Below we highlight historical charts of the Merrill Lynch High Yield and Corporate Credit Spread indices since the end of 1996. These indices measure the difference between yields on comparable length Treasuries and high yield and corporate bonds. The current yield spread between corporates and comparable Treasuries is 540 basis points (bps), while the spread for high yield bonds is 1,544 bps. At their peak, high yield bonds were yielding 21.82% more than comparable Treasuries, so the spread is down 29.24% from its high. Corporate spreads are down 17.68% from their peak. While it's a great sign to see spreads come in, the charts show that they are still extremely high from a historical perspective.
Your charts should go back more than 12 years. Arguably the credit cycle is normally longer than that.
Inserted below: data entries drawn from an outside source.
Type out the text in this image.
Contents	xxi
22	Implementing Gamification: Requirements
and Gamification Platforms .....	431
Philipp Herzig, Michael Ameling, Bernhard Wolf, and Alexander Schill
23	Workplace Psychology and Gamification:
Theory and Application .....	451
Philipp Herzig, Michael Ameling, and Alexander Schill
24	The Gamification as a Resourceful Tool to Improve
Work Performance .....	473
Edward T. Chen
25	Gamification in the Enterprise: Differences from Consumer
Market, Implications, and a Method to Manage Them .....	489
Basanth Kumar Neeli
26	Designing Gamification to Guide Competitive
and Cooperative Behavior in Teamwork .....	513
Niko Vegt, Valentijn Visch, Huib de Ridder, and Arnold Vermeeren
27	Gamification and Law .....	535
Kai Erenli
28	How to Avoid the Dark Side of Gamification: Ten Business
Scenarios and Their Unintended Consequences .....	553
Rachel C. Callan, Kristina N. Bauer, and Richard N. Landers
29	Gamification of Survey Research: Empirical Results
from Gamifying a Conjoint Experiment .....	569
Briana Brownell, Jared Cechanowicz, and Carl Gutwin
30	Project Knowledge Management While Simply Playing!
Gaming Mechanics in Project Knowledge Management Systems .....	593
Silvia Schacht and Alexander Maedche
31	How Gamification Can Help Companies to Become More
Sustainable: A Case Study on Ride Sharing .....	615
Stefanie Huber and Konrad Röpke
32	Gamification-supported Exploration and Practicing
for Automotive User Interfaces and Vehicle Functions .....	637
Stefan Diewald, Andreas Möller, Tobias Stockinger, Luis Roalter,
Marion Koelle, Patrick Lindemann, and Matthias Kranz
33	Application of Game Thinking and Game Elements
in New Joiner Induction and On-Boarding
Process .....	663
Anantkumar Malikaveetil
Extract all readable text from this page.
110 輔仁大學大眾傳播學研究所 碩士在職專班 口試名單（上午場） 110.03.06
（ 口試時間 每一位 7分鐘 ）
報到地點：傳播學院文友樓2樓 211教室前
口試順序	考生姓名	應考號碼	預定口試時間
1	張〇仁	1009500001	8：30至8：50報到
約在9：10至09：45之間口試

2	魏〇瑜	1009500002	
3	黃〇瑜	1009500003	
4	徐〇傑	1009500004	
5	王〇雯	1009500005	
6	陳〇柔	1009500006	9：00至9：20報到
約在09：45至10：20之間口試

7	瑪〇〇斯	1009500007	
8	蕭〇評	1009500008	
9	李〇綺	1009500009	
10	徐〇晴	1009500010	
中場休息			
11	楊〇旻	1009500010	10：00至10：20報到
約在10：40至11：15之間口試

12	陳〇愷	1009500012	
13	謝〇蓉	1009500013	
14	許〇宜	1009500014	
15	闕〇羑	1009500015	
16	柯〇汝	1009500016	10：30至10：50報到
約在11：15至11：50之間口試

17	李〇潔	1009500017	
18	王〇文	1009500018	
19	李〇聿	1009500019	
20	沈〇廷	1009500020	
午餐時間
Posted by: Macstibs | April 17, 2009 at 01:57 PM
Thank you very much for tracking important spread. I've been trading this one by buying closed-end junk bond funds and selling 10-Treasury calls against them. It's working quite well. The yield on the junk is about 14%, so they are spinning off cash. The short call is profiting through time-decay. And the position has a growing, unrealized profit because the spread is gradually reverting. I think there is more juice remaining is this one.
Posted by: Paul Teetor | April 17, 2009 at 04:41 PM
Doesn't this reflect the Fed's purchase of Treasuries--i.e., setting a de facto low rate for US bonds will make the spreads look historically wide since in the absence of the Fed purchase of Treasuries the rates for govies would be much higher?
I hate to be the one to say it, but historical spread data may not matter much anymore in this new era. . .
Posted by: butwhatdoIknow? | April 19, 2009 at 08:07 PM
Every spread/bond/gold chart looks like S&P 500 upside down.
Any regional stock index looks the same.
I don't see any relevance in looking at same chart over and over and over again !!!